Deux visages apparurent : un garçon brun à lunettes à l'air maussade et une fille rousse qui semblait déborder d'assurance. Le garçon plus âgé les poussa à l'intérieur et s'adressa au brun :
"Maintenant, Albus, fiche-moi la paix !"
Le dénommé Albus sembla vouloir prendre la parole, mais la porte du compartiment claqua et il referma la bouche en soupirant. La petite fille rousse s'exclama :
"Qu'est-ce qu'il est pénible, quand même, ton frère !
- Ne me le fais pas dire, se plaignit Albus."
Tess jeta un coup d'oeil à Scorpius, qui s'était renfrogné à la venue des nouveaux arrivants. Elle s'apprêtait à se présenter quand la rousse reprit la parole :
"Je suis Rose Weasley, et voici mon cousin Albus Potter. Vous êtes ?"
Tess, intimidée, s'empressa de répondre :
"Je m'appelle Tess, et c'est Scorpius, que je viens de rencontrer."
Rose et Albus échangèrent un regard que la petite fille ne sut pas interpréter. Elle tenta de se rappeler du terme que Mr. Finley avait utilisé et rajouta :
"Je suis née-moldue, et vous ?"
L'atmosphère se fit pesante et Tess remarqua qu'Albus lançait un regard discret à Scorpius, comme si il s'attendait à ce que celui-ci réagisse. Néanmoins, le blond gardait les yeux résolument baissés vers le sol. Interloquée, la petite fille fronça les sourcils tandis que Rose lui répondait :
"Non, nos parents sont sorciers, mais je suis sûre que tu t'habitueras vite à la magie."

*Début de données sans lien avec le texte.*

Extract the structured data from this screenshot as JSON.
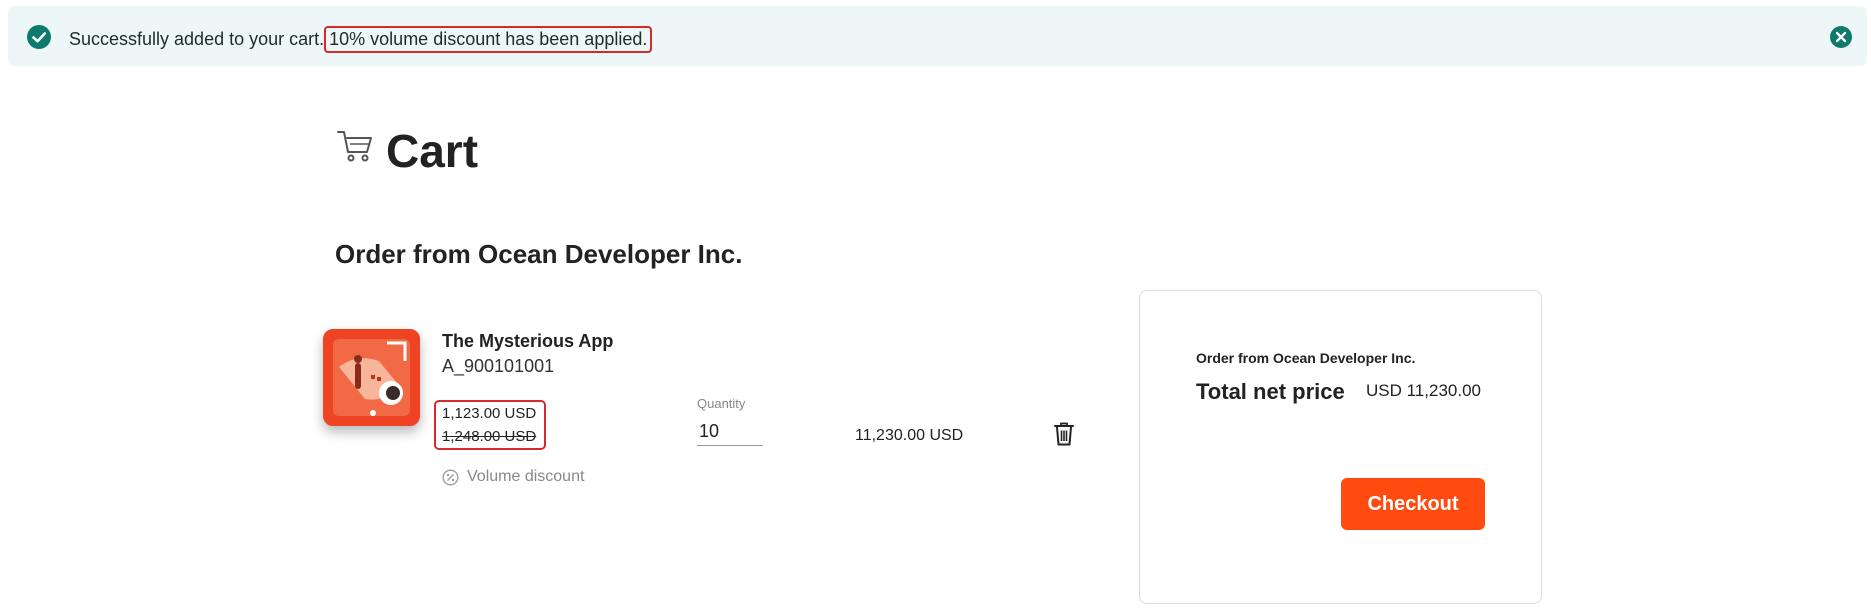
{
  "banner": {
    "message": "Successfully added to your cart.",
    "highlight": "10% volume discount has been applied."
  },
  "page": {
    "title": "Cart"
  },
  "order": {
    "heading": "Order from Ocean Developer Inc."
  },
  "item": {
    "name": "The Mysterious App",
    "sku": "A_900101001",
    "price_discounted": "1,123.00 USD",
    "price_original": "1,248.00 USD",
    "discount_label": "Volume discount",
    "quantity_label": "Quantity",
    "quantity_value": "10",
    "line_total": "11,230.00 USD"
  },
  "summary": {
    "vendor": "Order from Ocean Developer Inc.",
    "total_label": "Total net price",
    "total_value": "USD 11,230.00",
    "checkout_label": "Checkout"
  },
  "colors": {
    "accent": "#ff4b0f",
    "success": "#0e7a6b",
    "highlight_border": "#d62a2a",
    "banner_bg": "#eef7f7"
  },
  "icons": {
    "banner_status": "check-circle-icon",
    "banner_close": "close-circle-icon",
    "title": "cart-icon",
    "discount": "percent-badge-icon",
    "remove": "trash-icon"
  }
}
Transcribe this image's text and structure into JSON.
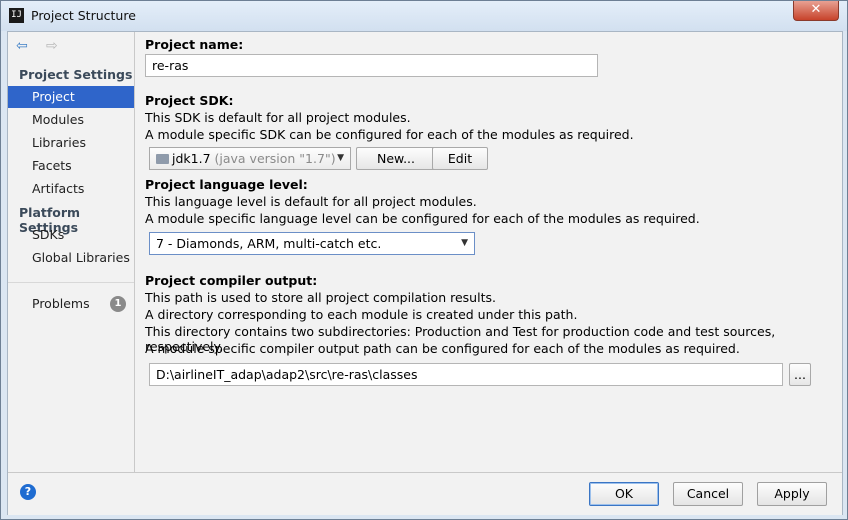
{
  "window": {
    "title": "Project Structure",
    "app_icon": "IJ",
    "close_glyph": "✕"
  },
  "nav": {
    "back_icon": "arrow-left-icon",
    "forward_icon": "arrow-right-icon",
    "back_glyph": "⇦",
    "forward_glyph": "⇨"
  },
  "sidebar": {
    "project_settings_header": "Project Settings",
    "project_settings": [
      "Project",
      "Modules",
      "Libraries",
      "Facets",
      "Artifacts"
    ],
    "platform_settings_header": "Platform Settings",
    "platform_settings": [
      "SDKs",
      "Global Libraries"
    ],
    "problems": {
      "label": "Problems",
      "count": "1"
    },
    "selected": "Project"
  },
  "project_name": {
    "label": "Project name:",
    "value": "re-ras"
  },
  "project_sdk": {
    "label": "Project SDK:",
    "line1": "This SDK is default for all project modules.",
    "line2": "A module specific SDK can be configured for each of the modules as required.",
    "selected": "jdk1.7",
    "selected_detail": "(java version \"1.7\")",
    "new_button": "New...",
    "edit_button": "Edit"
  },
  "language_level": {
    "label": "Project language level:",
    "line1": "This language level is default for all project modules.",
    "line2": "A module specific language level can be configured for each of the modules as required.",
    "selected": "7 - Diamonds, ARM, multi-catch etc."
  },
  "compiler_output": {
    "label": "Project compiler output:",
    "line1": "This path is used to store all project compilation results.",
    "line2": "A directory corresponding to each module is created under this path.",
    "line3": "This directory contains two subdirectories: Production and Test for production code and test sources, respectively.",
    "line4": "A module specific compiler output path can be configured for each of the modules as required.",
    "path": "D:\\airlineIT_adap\\adap2\\src\\re-ras\\classes",
    "browse_button": "..."
  },
  "footer": {
    "help_glyph": "?",
    "ok": "OK",
    "cancel": "Cancel",
    "apply": "Apply"
  },
  "colors": {
    "selection": "#2f65ca",
    "help": "#1f6cd1",
    "close": "#c7432b"
  }
}
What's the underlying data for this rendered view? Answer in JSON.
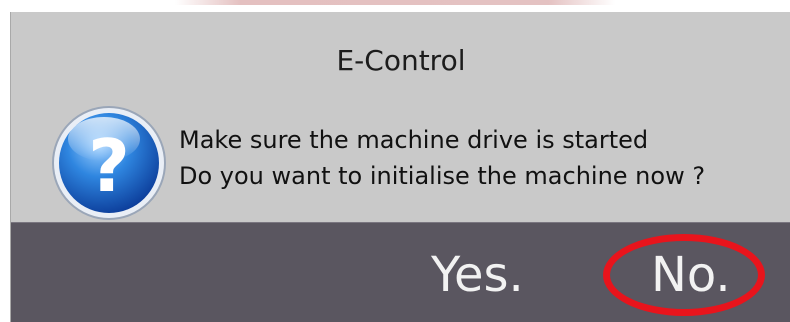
{
  "dialog": {
    "title": "E-Control",
    "message_lines": [
      "Make sure the machine drive is started",
      "Do you want to initialise the machine now ?"
    ],
    "icon": "question-icon",
    "buttons": {
      "yes_label": "Yes.",
      "no_label": "No."
    },
    "highlighted_button": "no"
  },
  "colors": {
    "dialog_background": "#c9c9c9",
    "button_bar_background": "#5a5660",
    "button_text": "#f2f2f2",
    "highlight_ring": "#e8141c",
    "icon_blue": "#1f6fcf"
  }
}
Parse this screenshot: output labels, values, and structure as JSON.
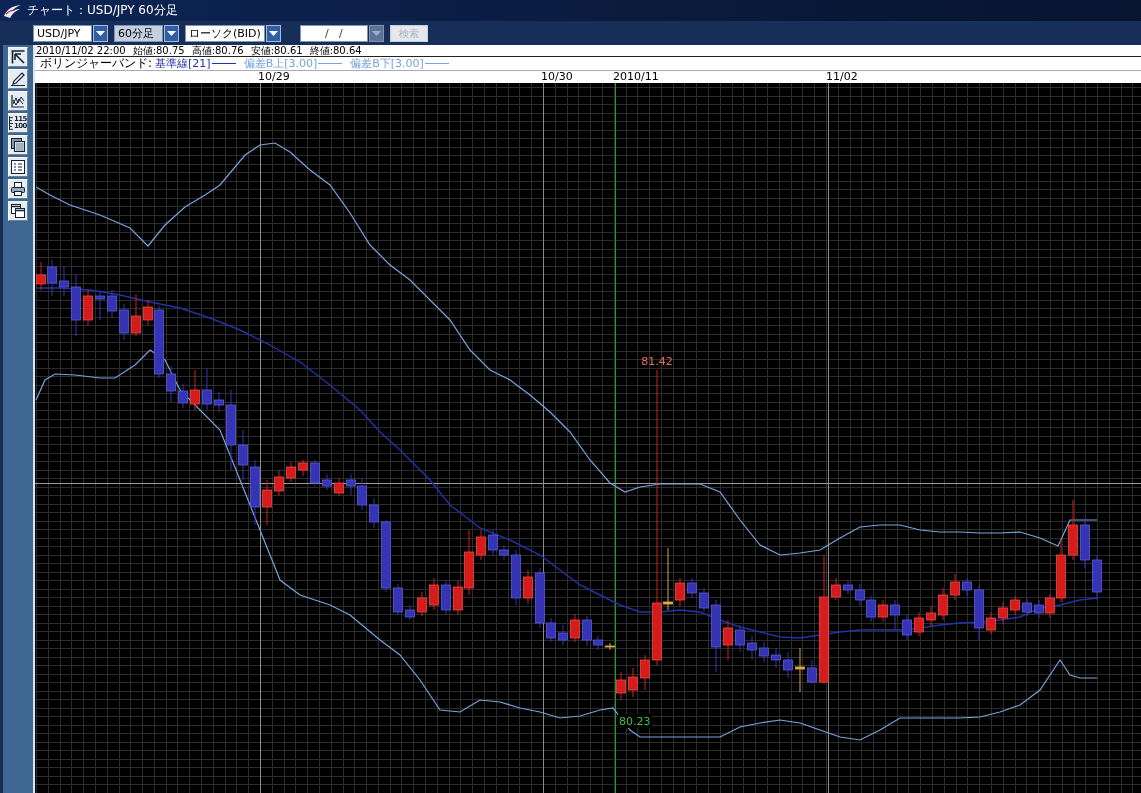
{
  "window": {
    "title": "チャート：USD/JPY 60分足"
  },
  "toolbar": {
    "selects": [
      {
        "value": "USD/JPY",
        "highlighted": false
      },
      {
        "value": "60分足",
        "highlighted": true
      },
      {
        "value": "ローソク(BID)",
        "highlighted": false
      }
    ],
    "date_field": {
      "value": "/   /",
      "dropdown_disabled": true
    },
    "search_button": {
      "label": "検索",
      "disabled": true
    }
  },
  "side_tools": [
    {
      "kind": "jump"
    },
    {
      "kind": "draw"
    },
    {
      "kind": "indicator"
    },
    {
      "kind": "scale",
      "lines": [
        "115",
        "100"
      ]
    },
    {
      "kind": "panel"
    },
    {
      "kind": "list"
    },
    {
      "kind": "print"
    },
    {
      "kind": "window"
    }
  ],
  "ohlc_bar": {
    "timestamp": "2010/11/02 22:00",
    "readings": [
      "始値:80.75",
      "高値:80.76",
      "安値:80.61",
      "終値:80.64"
    ]
  },
  "legend": {
    "title": "ボリンジャーバンド:",
    "items": [
      {
        "label": "基準線[21]",
        "color": "#2233a8"
      },
      {
        "label": "偏差B上[3.00]",
        "color": "#78a4dc"
      },
      {
        "label": "偏差B下[3.00]",
        "color": "#78a4dc"
      }
    ]
  },
  "date_axis": [
    {
      "text": "10/29",
      "kind": "day"
    },
    {
      "text": "10/30",
      "kind": "day"
    },
    {
      "text": "2010/11",
      "kind": "month"
    },
    {
      "text": "11/02",
      "kind": "day"
    }
  ],
  "chart": {
    "high_label": "81.42",
    "low_label": "80.23"
  }
}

Malgré la tension palpable, son ton était chaleureux et bienveillant, et Tess se sentit un peu plus à l'aise. Elle bavarda quelques minutes avec Rose, qui lui apprit qu'elle avait au moins une dizaine de cousins plus âgés à Poudlard et Tess se remémora la tribu d'enfants roux qui attendaient de monter dans le train. Elle eut un sourire, bien vite effacé par la mine sombre de Scorpius et la moue maussade d'Albus. Elle qui avait espéré se faire des amis... Sans savoir pourquoi, elle ne pouvait s'empêcher de penser que les trois autres enfants se connaissaient.